Gallwitz B.,Medizinische Klinik IV
Handbook of Experimental Pharmacology | Year: 2015
Novel therapeutic options for type 2 diabetes based on the action of the incretin hormone glucagon-like peptide-1 (GLP-1) were introduced in 2005. Incretinbased therapies consist of two classes: (1) the injectable GLP-1 receptor agonists solely acting on the GLP-1 receptor and (2) dipeptidyl-peptidase inhibitors (DPP-4 inhibitors) as oral medications raising endogenous GLP-1 and other hormone levels by inhibiting the degrading enzyme DPP-4. In type 2 diabetes therapy, incretin-based therapies are attractive and more commonly used due to their action and safety profile.

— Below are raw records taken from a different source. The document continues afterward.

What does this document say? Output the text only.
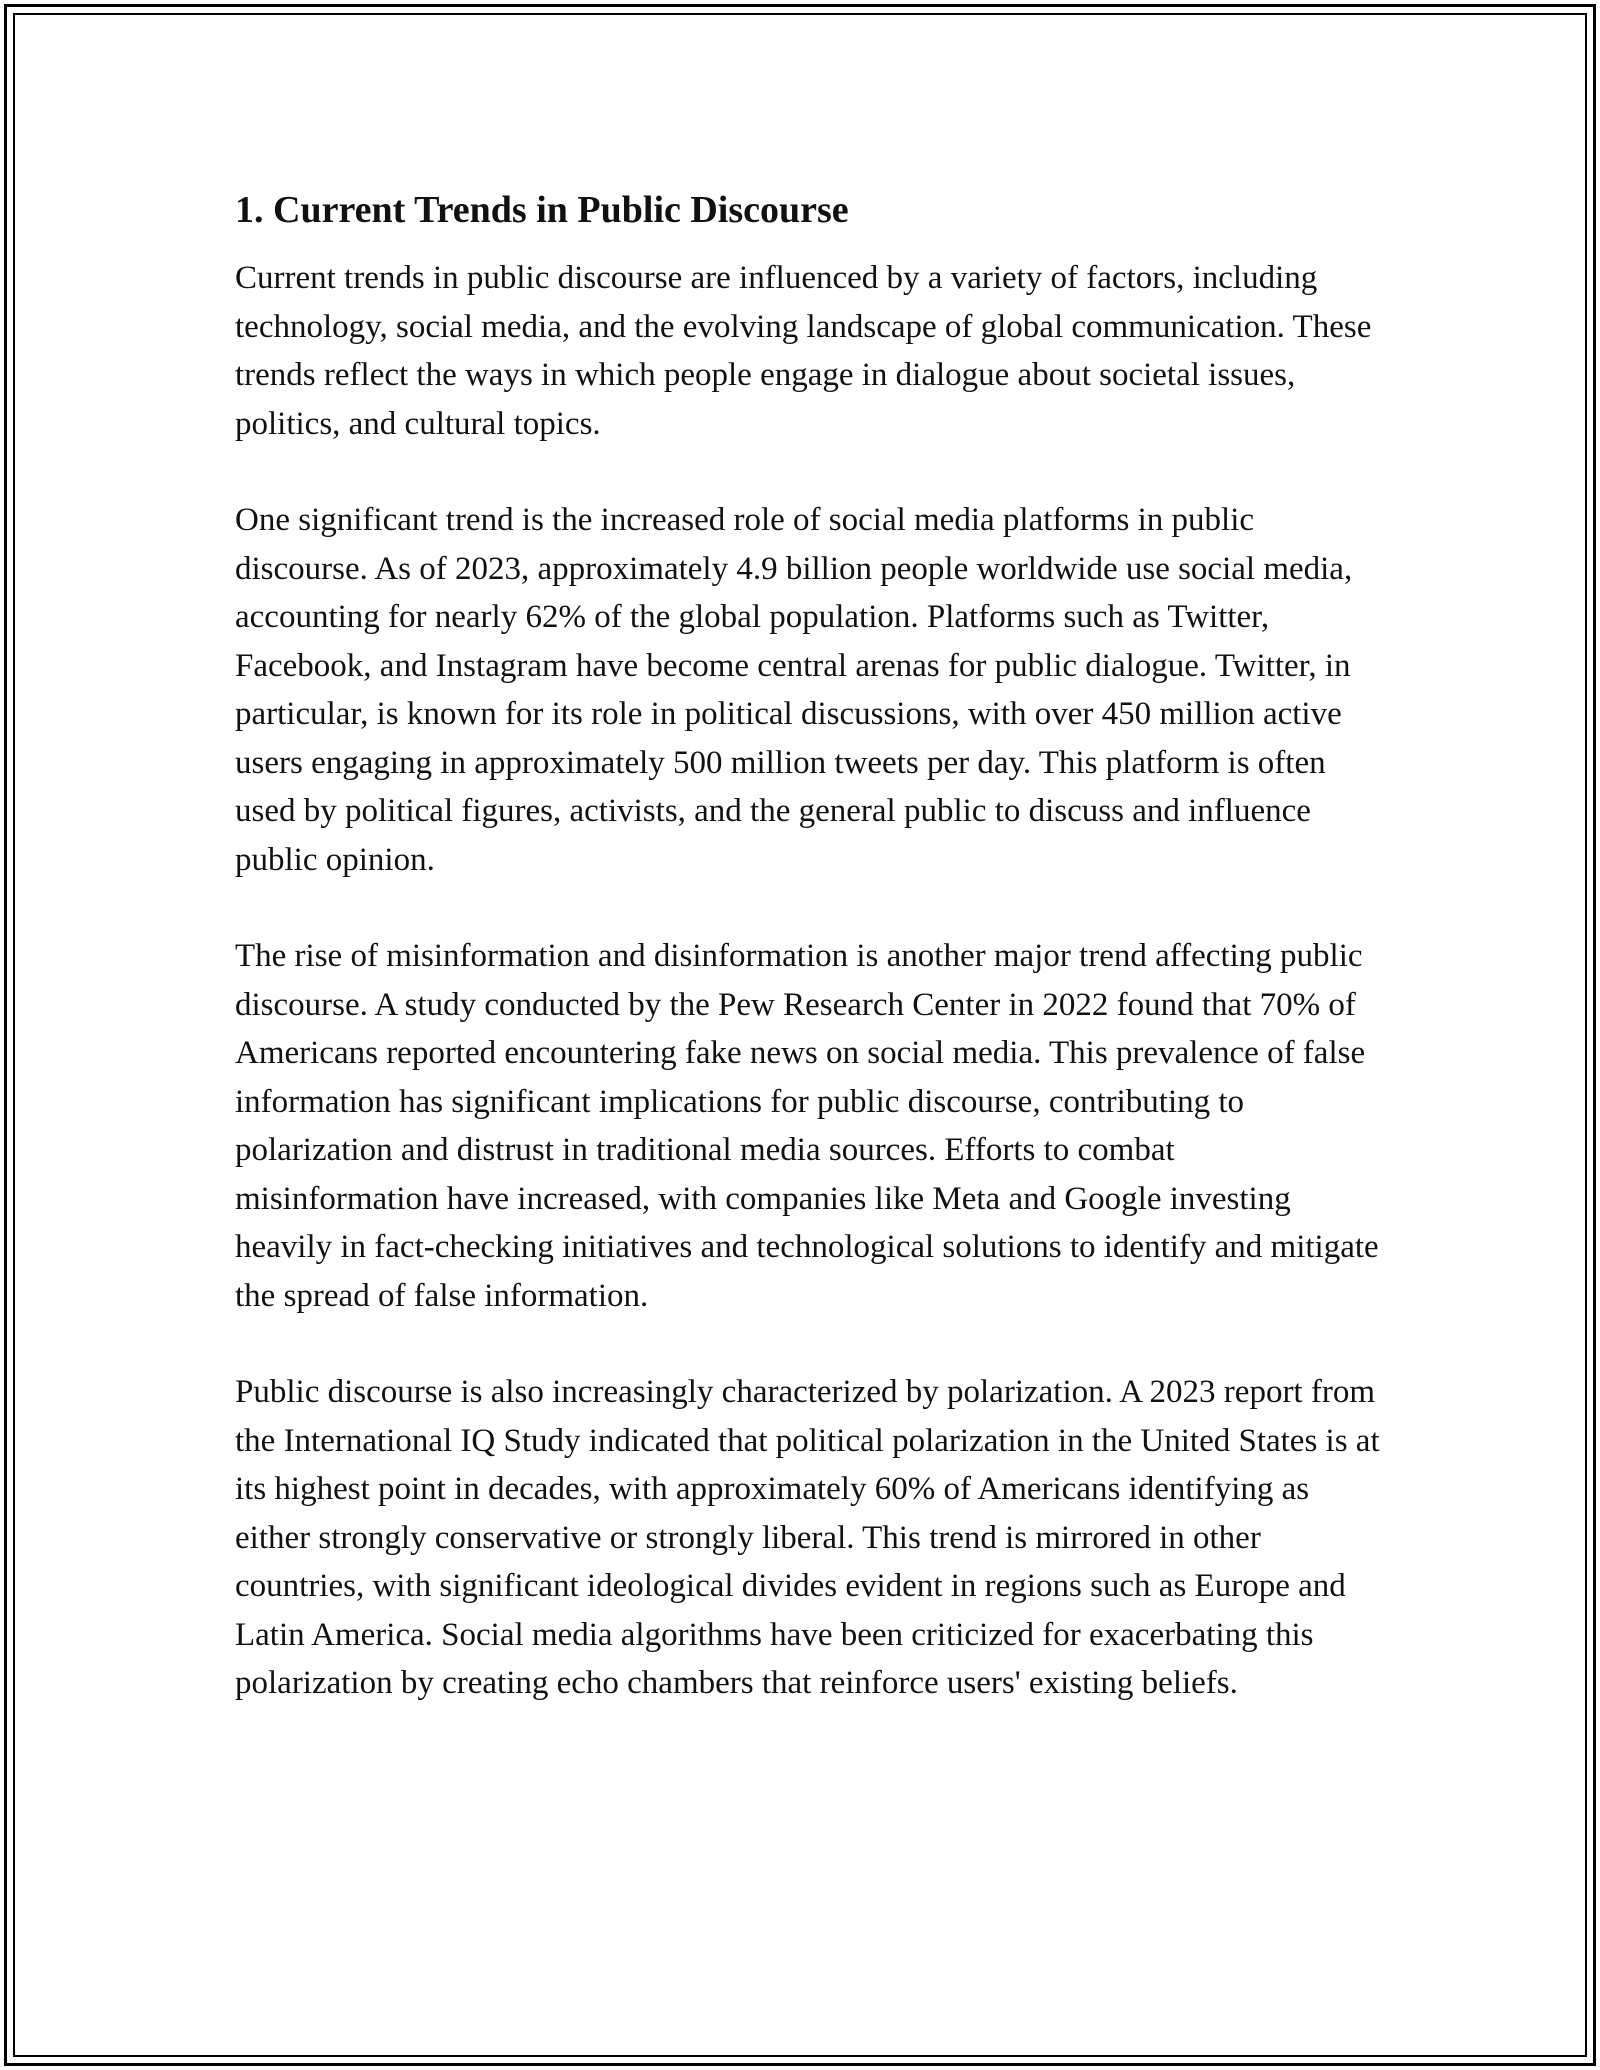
1. Current Trends in Public Discourse

Current trends in public discourse are influenced by a variety of factors, including technology, social media, and the evolving landscape of global communication. These trends reflect the ways in which people engage in dialogue about societal issues, politics, and cultural topics.

One significant trend is the increased role of social media platforms in public discourse. As of 2023, approximately 4.9 billion people worldwide use social media, accounting for nearly 62% of the global population. Platforms such as Twitter, Facebook, and Instagram have become central arenas for public dialogue. Twitter, in particular, is known for its role in political discussions, with over 450 million active users engaging in approximately 500 million tweets per day. This platform is often used by political figures, activists, and the general public to discuss and influence public opinion.

The rise of misinformation and disinformation is another major trend affecting public discourse. A study conducted by the Pew Research Center in 2022 found that 70% of Americans reported encountering fake news on social media. This prevalence of false information has significant implications for public discourse, contributing to polarization and distrust in traditional media sources. Efforts to combat misinformation have increased, with companies like Meta and Google investing heavily in fact-checking initiatives and technological solutions to identify and mitigate the spread of false information.

Public discourse is also increasingly characterized by polarization. A 2023 report from the International IQ Study indicated that political polarization in the United States is at its highest point in decades, with approximately 60% of Americans identifying as either strongly conservative or strongly liberal. This trend is mirrored in other countries, with significant ideological divides evident in regions such as Europe and Latin America. Social media algorithms have been criticized for exacerbating this polarization by creating echo chambers that reinforce users' existing beliefs.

Stimulation of insulin secretion and inhibition of glucagon secretion by the above-mentioned agents occur in a glucose-dependent manner. Therefore, incretinbased therapies have no intrinsic risk for hypoglycemias. GLP-1 receptor agonists allow weight loss; DPP-4 inhibitors are weight neutral. This review gives an overview on the mechanism of action and the substances and clinical data available. © Springer-Verlag Berlin Heidelberg 2011.